Thursday, March 19, 2009


Pulpfiction Books is pleased to present Mercury Station, a new science fiction novel by Mark von Schlegell.

A reading and signing by the author will be held on Saturday, March 28, from 7-9pm.

Pulpfiction Books
2422 Main Street
Vancouver, British Columbia
Canada. V5T 3E2
604.876.4311
pulpbook@telus.net

Mark von Schlegell's science fiction can be found in underground newspapers, chapbooks and zines the world over. Venusia, his first novel, was shortlisted for the James Tiptree, Jr. Prize. His criticism is published internationally by magazines and institutions like Parkett, Flash Art, the Whitney Museum and L.A. MOCA. Realometer, a collection of literary essays, is forthcoming shortly from Merve Verlag, Berlin.

Von Schlegell is based in LA, CA and Cologne, Germany.

von Schlegell’s debut novel Venusia (Semiotexte(e), 2005) was hailed in the sci-fi and literary worlds as a "breathtaking excursion" and "heady kaleidoscopic trip," marking the arrival of an important new voice in vanguard science fiction. Mercury Station, Book 2 in von Schlegell’s System Series, continues the journey into a dystopian future.

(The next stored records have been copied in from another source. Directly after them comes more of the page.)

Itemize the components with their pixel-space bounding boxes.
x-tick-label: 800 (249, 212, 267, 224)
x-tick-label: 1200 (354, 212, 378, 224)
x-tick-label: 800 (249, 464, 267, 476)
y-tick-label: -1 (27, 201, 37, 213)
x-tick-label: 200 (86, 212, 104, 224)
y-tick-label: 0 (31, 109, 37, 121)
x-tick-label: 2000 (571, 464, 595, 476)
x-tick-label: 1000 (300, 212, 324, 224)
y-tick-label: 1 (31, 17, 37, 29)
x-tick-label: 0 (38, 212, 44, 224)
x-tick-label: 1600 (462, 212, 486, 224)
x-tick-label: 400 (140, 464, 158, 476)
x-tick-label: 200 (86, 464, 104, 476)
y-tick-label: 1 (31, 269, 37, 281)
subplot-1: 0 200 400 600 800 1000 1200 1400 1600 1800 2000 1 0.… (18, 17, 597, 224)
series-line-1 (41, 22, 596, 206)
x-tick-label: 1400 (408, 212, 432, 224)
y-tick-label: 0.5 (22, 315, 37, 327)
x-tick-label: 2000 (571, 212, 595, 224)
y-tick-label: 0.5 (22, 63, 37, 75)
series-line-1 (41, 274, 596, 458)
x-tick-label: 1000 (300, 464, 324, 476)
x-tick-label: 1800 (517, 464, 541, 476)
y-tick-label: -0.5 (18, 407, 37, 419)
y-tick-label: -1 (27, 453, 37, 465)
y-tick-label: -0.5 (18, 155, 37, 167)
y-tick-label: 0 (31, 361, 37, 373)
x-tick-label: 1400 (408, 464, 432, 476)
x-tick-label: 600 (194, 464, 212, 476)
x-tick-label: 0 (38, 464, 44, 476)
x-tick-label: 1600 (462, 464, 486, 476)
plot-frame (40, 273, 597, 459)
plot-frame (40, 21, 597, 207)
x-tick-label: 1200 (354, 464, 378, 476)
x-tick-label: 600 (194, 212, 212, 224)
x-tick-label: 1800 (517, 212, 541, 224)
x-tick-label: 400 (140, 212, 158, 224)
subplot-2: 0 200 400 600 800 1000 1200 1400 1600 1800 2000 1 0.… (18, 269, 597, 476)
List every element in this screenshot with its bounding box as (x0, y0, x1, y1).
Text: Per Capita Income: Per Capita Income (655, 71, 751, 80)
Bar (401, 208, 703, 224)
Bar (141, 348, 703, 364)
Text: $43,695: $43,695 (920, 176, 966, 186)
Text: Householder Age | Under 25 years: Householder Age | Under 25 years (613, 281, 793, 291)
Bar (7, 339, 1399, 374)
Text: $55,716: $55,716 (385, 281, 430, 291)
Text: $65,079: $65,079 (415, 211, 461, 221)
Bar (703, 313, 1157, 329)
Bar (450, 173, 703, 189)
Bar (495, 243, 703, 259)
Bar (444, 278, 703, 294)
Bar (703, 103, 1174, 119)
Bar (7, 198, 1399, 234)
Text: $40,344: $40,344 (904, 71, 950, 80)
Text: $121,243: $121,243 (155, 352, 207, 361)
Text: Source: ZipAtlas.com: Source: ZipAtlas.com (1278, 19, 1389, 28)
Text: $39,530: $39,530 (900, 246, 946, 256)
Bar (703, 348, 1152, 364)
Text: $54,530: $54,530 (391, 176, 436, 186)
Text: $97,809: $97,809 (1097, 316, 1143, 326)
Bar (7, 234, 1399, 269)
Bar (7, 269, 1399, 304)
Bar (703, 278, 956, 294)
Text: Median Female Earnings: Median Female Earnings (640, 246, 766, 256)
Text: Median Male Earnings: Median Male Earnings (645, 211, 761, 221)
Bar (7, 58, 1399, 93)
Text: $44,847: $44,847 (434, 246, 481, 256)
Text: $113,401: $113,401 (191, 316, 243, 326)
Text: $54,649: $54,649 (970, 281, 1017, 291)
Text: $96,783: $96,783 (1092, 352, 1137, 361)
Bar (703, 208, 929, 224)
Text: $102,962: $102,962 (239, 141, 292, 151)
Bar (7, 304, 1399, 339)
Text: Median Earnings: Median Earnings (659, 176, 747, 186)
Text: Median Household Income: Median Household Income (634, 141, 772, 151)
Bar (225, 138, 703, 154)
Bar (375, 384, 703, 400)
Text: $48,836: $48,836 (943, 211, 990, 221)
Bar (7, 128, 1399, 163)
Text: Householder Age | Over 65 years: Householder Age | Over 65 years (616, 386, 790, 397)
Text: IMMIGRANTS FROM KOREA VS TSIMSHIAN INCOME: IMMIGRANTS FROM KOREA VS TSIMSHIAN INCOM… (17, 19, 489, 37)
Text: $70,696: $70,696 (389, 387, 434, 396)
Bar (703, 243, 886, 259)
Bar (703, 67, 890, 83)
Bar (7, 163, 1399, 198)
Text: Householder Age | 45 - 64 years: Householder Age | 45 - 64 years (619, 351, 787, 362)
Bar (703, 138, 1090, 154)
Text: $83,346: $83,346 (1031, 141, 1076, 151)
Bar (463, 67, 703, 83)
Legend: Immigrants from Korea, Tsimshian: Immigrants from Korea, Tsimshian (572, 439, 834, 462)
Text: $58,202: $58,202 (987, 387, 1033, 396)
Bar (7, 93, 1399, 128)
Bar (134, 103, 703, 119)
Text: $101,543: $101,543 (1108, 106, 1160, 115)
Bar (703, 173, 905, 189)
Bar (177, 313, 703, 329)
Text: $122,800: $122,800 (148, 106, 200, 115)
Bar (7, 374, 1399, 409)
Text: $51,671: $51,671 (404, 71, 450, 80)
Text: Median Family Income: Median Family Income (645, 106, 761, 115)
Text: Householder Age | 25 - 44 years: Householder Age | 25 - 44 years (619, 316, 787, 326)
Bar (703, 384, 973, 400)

It's 2150. System Space has collapsed and most human civilization with it. Eddard Ryan and his fellow prisoners continue to suffer the remote-control domination of the Mercury Station Borstal and its condescending central authority, the qompURE MERKUR— programmed to treat all prisoners as adolescents. When self-styled chrononaut Count Reginald Skaw shows up off
Mercury with an inter-station cruiser at his disposal, there’s suddenly the possibility of escape -- into the past. Ryan, an Irish Republican, has always fancied himself a skeptic where time travel is concerned. But the girl of his dreams, Black Rose Army confederate Koré McAllister, thinks otherwise. And when Koré mysteriously disappears with Count Skaw, a little witch emerges out of the textual wilderness of fourteenth century Preussland to dispute the legitimacy of history itself.

Fusing new wave SF with hard medieval fantasy, sparkling with allusion and vivid detail, Mercury Station performs a daring prison-break from Einsteinian spacetime, inhabiting new reaches of the imaginable future and the impossible past.